Now, this could be viewed as simply a crutch for the show, but rest assured that the story itself is solid as well. They’ve crammed a lot of content into the pilot episode, but I think the show will be better because of it. They lay the groundwork for what could be an excellent debut season.
“You gotta face your fears…”
There are a lot of really great performances in this episode, with Bobby Cannavale, of course, being the shining star. He is a comfortable leading man, and his shifting persona over the course of the episode gives us a nice peek into the mind of our protagonist. I really loved seeing him with Lester Grimes (played by Ato Essandoh), a blues artist, when he was just a manager, and I hope to see Grimes’s and Finestra’s story continue to be interwoven. Juno Temple, who plays an assistant at Finestra’s label, was a really nice surprise. There’s a noticeable level of ambition at play here, and she could turn out to be this show’s very own version of Peggy Olsen.

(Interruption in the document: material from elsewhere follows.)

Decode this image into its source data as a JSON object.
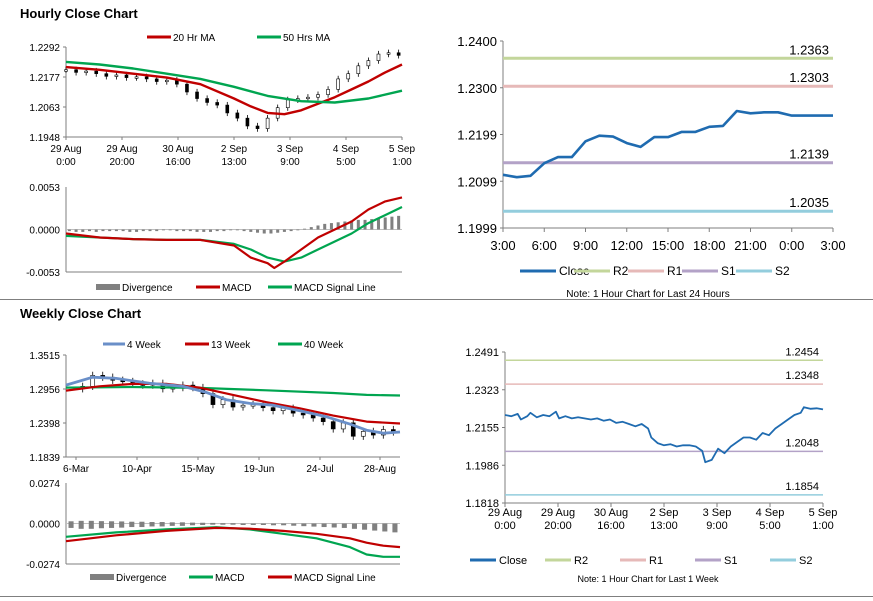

I was a little bit worried about the inclusion of Ray Romano and Andrew Dice Clay, but I was happy to discover that both of them give credible performances in the pilot episode. I still need to adjust to seeing Romano in this kind of role, but I’m sure that will eventually turn out just right. Andrew Dice Clay, on the other hand, did everything he had to do in the role of the eccentric radio station-owning ‘Buck’ Rogers.
All in all, this was an amazing start for the newest HBO show, and a great episode for Martin Scorsese to direct. I am very excited for the future of the show. Next up is “Yesterday Once More”, directed by Alan Coulter.